The partnership comes as India is aggressively offering $10 billion in incentives to win manufacturing projects from international chip firms. New Delhi has been able to attract a number of firms to expand their presence in India, but many industry leaders including Intel and TSMC have yet to make a broader play.


-----
On its part, the U.S. signed a memorandum of understanding with India on Friday to cooperate in the semiconductor sector.

The semiconductor industries in both the nations are beginning to assess the resiliency and gaps in the supply chain network, said Raimondo, whose department is overseeing pouring of about $52 billion into the U.S. semiconductor industry.

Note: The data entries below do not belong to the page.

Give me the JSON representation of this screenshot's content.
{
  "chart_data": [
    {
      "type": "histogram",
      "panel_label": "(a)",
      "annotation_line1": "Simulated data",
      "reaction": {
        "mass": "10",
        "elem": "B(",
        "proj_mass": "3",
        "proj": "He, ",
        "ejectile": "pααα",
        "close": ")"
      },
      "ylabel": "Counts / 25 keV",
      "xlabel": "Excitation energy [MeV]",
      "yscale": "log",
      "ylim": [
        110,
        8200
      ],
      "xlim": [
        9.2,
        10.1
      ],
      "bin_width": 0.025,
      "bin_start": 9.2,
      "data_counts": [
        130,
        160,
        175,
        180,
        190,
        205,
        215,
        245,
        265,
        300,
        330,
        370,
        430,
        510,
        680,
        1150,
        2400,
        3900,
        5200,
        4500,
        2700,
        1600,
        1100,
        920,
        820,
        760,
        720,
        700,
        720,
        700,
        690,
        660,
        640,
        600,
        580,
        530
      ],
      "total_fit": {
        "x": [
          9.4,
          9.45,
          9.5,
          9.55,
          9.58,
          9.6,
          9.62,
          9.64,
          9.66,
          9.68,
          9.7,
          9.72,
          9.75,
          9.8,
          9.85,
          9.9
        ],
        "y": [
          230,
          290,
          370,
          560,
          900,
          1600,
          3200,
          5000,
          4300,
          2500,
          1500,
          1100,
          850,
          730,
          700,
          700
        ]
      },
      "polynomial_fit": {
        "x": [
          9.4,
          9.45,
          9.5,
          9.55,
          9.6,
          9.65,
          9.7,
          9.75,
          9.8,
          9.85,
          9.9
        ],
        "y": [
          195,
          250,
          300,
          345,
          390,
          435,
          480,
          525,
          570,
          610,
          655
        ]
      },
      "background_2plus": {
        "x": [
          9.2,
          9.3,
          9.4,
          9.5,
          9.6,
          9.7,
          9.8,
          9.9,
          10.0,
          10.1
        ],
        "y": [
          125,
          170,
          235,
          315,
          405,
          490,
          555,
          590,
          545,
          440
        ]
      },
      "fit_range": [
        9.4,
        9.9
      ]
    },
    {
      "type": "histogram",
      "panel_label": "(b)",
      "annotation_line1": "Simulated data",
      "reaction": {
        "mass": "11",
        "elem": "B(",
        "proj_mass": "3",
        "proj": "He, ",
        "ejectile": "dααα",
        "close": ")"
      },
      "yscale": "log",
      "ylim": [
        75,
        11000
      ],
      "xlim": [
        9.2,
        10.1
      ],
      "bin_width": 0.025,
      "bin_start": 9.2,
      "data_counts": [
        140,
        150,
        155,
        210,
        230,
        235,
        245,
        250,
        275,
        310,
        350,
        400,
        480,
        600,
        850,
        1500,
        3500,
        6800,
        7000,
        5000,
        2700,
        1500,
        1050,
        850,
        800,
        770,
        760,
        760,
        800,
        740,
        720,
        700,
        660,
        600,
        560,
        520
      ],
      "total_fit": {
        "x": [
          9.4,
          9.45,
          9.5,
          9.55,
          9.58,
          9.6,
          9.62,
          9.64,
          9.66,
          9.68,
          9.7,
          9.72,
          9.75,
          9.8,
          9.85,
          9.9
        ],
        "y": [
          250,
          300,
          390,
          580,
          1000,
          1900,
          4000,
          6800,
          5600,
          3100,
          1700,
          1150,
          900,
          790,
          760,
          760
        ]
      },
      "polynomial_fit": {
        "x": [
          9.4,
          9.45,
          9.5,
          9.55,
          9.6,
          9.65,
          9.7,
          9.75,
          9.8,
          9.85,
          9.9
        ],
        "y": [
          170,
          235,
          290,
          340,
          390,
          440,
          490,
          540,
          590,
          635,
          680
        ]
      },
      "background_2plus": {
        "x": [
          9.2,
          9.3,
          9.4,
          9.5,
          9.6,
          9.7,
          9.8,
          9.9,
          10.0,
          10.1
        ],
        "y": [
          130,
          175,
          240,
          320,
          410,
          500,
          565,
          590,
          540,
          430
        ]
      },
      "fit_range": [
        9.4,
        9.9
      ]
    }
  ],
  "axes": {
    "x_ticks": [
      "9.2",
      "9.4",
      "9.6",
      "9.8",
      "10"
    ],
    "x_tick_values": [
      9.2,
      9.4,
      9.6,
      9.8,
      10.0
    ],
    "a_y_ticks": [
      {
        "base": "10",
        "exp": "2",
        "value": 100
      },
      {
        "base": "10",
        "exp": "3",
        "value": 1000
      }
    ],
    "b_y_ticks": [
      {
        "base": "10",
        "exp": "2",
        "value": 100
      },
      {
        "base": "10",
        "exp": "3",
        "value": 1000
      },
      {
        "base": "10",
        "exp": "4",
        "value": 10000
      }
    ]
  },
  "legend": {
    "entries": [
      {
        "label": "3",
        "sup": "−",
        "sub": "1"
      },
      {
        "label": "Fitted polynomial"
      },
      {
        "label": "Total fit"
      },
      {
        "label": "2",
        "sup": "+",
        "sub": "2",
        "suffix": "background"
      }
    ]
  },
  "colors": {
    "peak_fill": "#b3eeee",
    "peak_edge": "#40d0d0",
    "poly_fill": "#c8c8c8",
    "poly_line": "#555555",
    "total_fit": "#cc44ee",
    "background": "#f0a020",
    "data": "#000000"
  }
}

“You don’t have to believe me when I say that this is a consequential relationship and the U.S. government is excited to lean into this relationship with the government of India… the fact that ten leading CEOs from the U.S. came here and have pledged to do more business in India… I think that’s a testament,” she told reporters at a press conference in New Delhi.

India, the world’s second most populous nation, holds key importance in the ever-shifting geopolitical relationships among many powerful nations. The U.S.’s increasing alliance with India, with whom it also maintains a strategic dialogue through a Quad group with Japan and Australia, is emblematic of the growing concerns from American policymakers to cut reliance on China.